Silahkan baca dulu penjelasan yang dikutip penulis dari Media Indonesia.com Tentang Judul di atas.
JAKARTA--MICOM: Penyelenggaraan Rintisan Sekolah Bertaraf Internasional (RSBI) dan Sekolah Bertaraf Internasional (SBI) masih menuai kritik. Berdirinya RSBI/SBI menciptakan paradoksial dalam bidang pendidikan. Hal itu menyebabkan seseorang tidak berdaya untuk menjadi pintar, karena harus membayar mahal biaya pendidikannya.
Hal ini dikemukakan Dosen Fakultas Psikologi Universitas Indonesia (UI) Bagus Takwin dalam sidang ketujuh Pengujian Pasal 50 ayat (3) UU No.20 Tahun 2003 tentang Sistem Pendidikan Nasional (UU Sisdiknas).
"Pada akhirnya menciptakan lingkaran setan, yang bodoh tetap bodoh, yang pintar ya sudah pintar sendiri. Padahal seseorang bersekolah itu untuk mencari ilmu agar bisa membekali dirinya di masa depan, tetapi kalau mau mendaftar ke RSBI/SBI harus modal besar dahulu," ucap Bagus Takwin saat mengutarakan pendapatnya di depan Majelis Hakim dan Pemerintah, di Gedung MK, Jakarta Pusat, Rabu(2/5).
Bagus menegaskan pendidikan itu merupakan hak semua warga negara tanpa terkecuali, karena itu pemerintah juga harus menjamin kesetaraan mutu bagi sekolah manapun.
Mengacu pada konsep pendidikan SBI itu baik, namun realitasnya mengatakan lain, yaitu justru membedakan mutu sekolah yang satu dengan yang lain.
Selain itu, konsep SBI juga dilegalkan dengan UU Sisdiknas sehingga bertentangan dengan amanat UUD 1945 untuk memberikan kesetaraan mutu bagi warga negara Indonesia.
"Kualitasnya jelas berbeda antara RSBI/SBI dengan Sekolah Standar Nasional (SSN). Saya jadi teringat usaha pemimpin dunia Hitler dalam menciptakan ras-ras unggul seperti Nazi di Jerman. Apapun itu baik atau buruknya penyelenggaraan RSBI/SBI merupakan persoalan etis," ujarnya.
Menanggapi hal ini, Ketua Majelis Hakim Mahfud MD menganalogikan dengan sekolahnya pada jaman dahulu yang memiliki pembedaan untuk pribumi dan nonpribumi.

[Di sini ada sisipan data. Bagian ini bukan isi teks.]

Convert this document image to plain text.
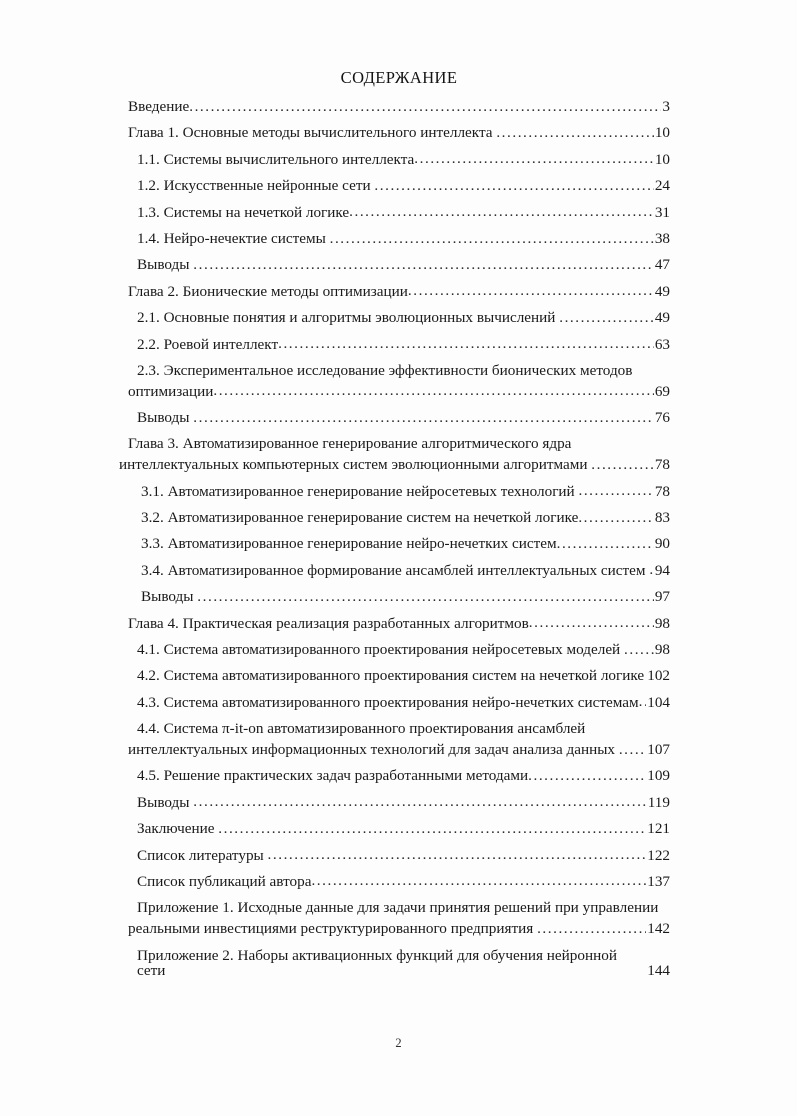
СОДЕРЖАНИЕ
Введение .....	3
Глава 1. Основные методы вычислительного интеллекта .....	10
1.1. Системы вычислительного интеллекта .....	10
1.2. Искусственные нейронные сети .....	24
1.3. Системы на нечеткой логике .....	31
1.4. Нейро-нечектие системы .....	38
Выводы .....	47
Глава 2. Бионические методы оптимизации .....	49
2.1. Основные понятия и алгоритмы эволюционных вычислений .....	49
2.2. Роевой интеллект .....	63
2.3. Экспериментальное исследование эффективности бионических методов
оптимизации .....	69
Выводы .....	76
Глава 3. Автоматизированное генерирование алгоритмического ядра
интеллектуальных компьютерных систем эволюционными алгоритмами .....	78
3.1. Автоматизированное генерирование нейросетевых технологий .....	78
3.2. Автоматизированное генерирование систем на нечеткой логике .....	83
3.3. Автоматизированное генерирование нейро-нечетких систем .....	90
3.4. Автоматизированное формирование ансамблей интеллектуальных систем ..... 94
Выводы .....	97
Глава 4. Практическая реализация разработанных алгоритмов .....	98
4.1. Система автоматизированного проектирования нейросетевых моделей ..... 98
4.2. Система автоматизированного проектирования систем на нечеткой логике 102
4.3. Система автоматизированного проектирования нейро-нечетких системам ..... 104
4.4. Система π-it-on автоматизированного проектирования ансамблей
интеллектуальных информационных технологий для задач анализа данных ..... 107
4.5. Решение практических задач разработанными методами .....	109
Выводы .....	119
Заключение .....	121
Список литературы .....	122
Список публикаций автора .....	137
Приложение 1. Исходные данные для задачи принятия решений при управлении
реальными инвестициями реструктурированного предприятия .....	142
Приложение 2. Наборы активационных функций для обучения нейронной сети	144
2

"Sekolah orang nonpribumi itu lebih bagus, namun apakah cara berpikir pribumi dan nonpribumi itu masih relevan untuk saat ini?. Secara psikonasionalisme, jangan-jangan cara berpikir seperti dahulu masih ada," tanya Mahfud MD.

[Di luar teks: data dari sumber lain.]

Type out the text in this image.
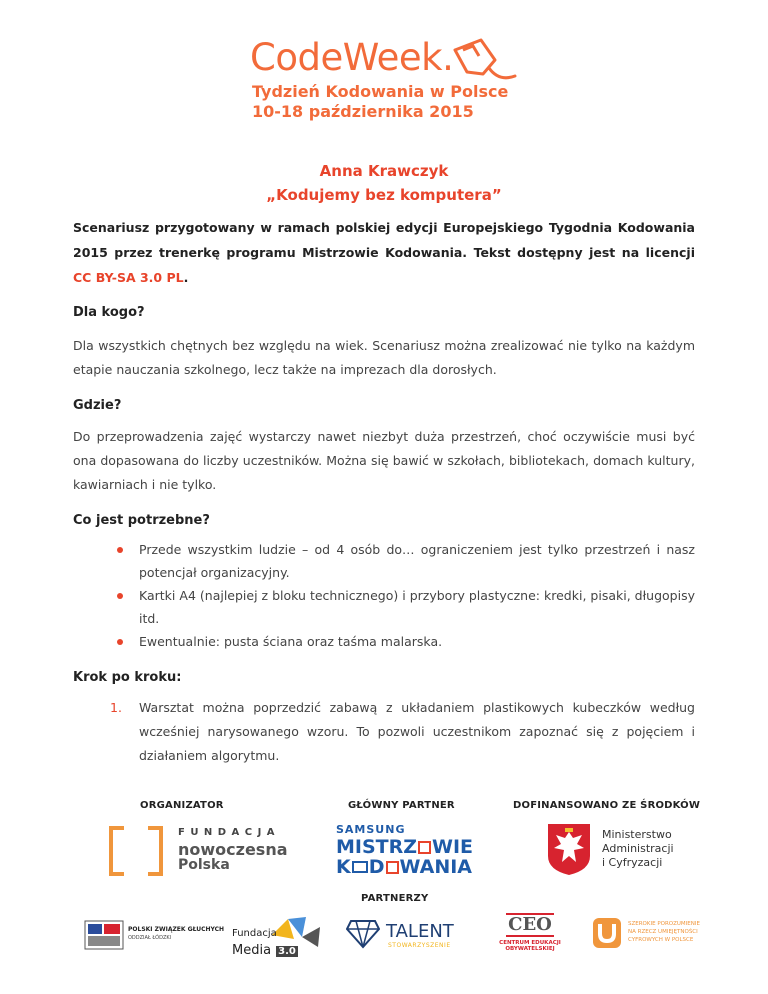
CodeWeek.
Tydzień Kodowania w Polsce
10-18 października 2015
Anna Krawczyk
„Kodujemy bez komputera”
Scenariusz przygotowany w ramach polskiej edycji Europejskiego Tygodnia Kodowania 2015 przez trenerkę programu Mistrzowie Kodowania. Tekst dostępny jest na licencji CC BY-SA 3.0 PL.
Dla kogo?
Dla wszystkich chętnych bez względu na wiek. Scenariusz można zrealizować nie tylko na każdym etapie nauczania szkolnego, lecz także na imprezach dla dorosłych.
Gdzie?
Do przeprowadzenia zajęć wystarczy nawet niezbyt duża przestrzeń, choć oczywiście musi być ona dopasowana do liczby uczestników. Można się bawić w szkołach, bibliotekach, domach kultury, kawiarniach i nie tylko.
Co jest potrzebne?
Przede wszystkim ludzie – od 4 osób do… ograniczeniem jest tylko przestrzeń i nasz potencjał organizacyjny.
Kartki A4 (najlepiej z bloku technicznego) i przybory plastyczne: kredki, pisaki, długopisy itd.
Ewentualnie: pusta ściana oraz taśma malarska.
Krok po kroku:
1. Warsztat można poprzedzić zabawą z układaniem plastikowych kubeczków według wcześniej narysowanego wzoru. To pozwoli uczestnikom zapoznać się z pojęciem i działaniem algorytmu.
ORGANIZATOR	GŁÓWNY PARTNER	DOFINANSOWANO ZE ŚRODKÓW
PARTNERZY
F U N D A C J A
nowoczesna
Polska
SAMSUNG
MISTRZ WIE
K D WANIA
Ministerstwo
Administracji
i Cyfryzacji
POLSKI ZWIĄZEK GŁUCHYCH
ODDZIAŁ ŁÓDZKI	Fundacja
Media 3.0
TALENT
STOWARZYSZENIE
CEO
CENTRUM EDUKACJI
OBYWATELSKIEJ
SZEROKIE POROZUMIENIE
NA RZECZ UMIEJĘTNOŚCI
CYFROWYCH W POLSCE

Kalimat di atas sangat menjewer kita sebagai guru, orang tua, pemerhati pendidikan dan orang yang memeiliki lembaga pendidikan. Kenapa tidak, hari ini isu tawuran yang menjadi hot senter dikalangan dunia pendidikan menggambarkan RSBI atau SBI sama - sama tidak menjamin akhlak siswa itu baik, kenapa tidak pendidikan akhlak, moral yang lebih di tingkatkan, sehingga kekhawatiran tawuran, pelecehan seks dan pergaulan bebas serta Narkoba terhindarkan. Kembali lagi dihimbau untuk kita yang mengerti agar peduli dan mengawasi hal ini.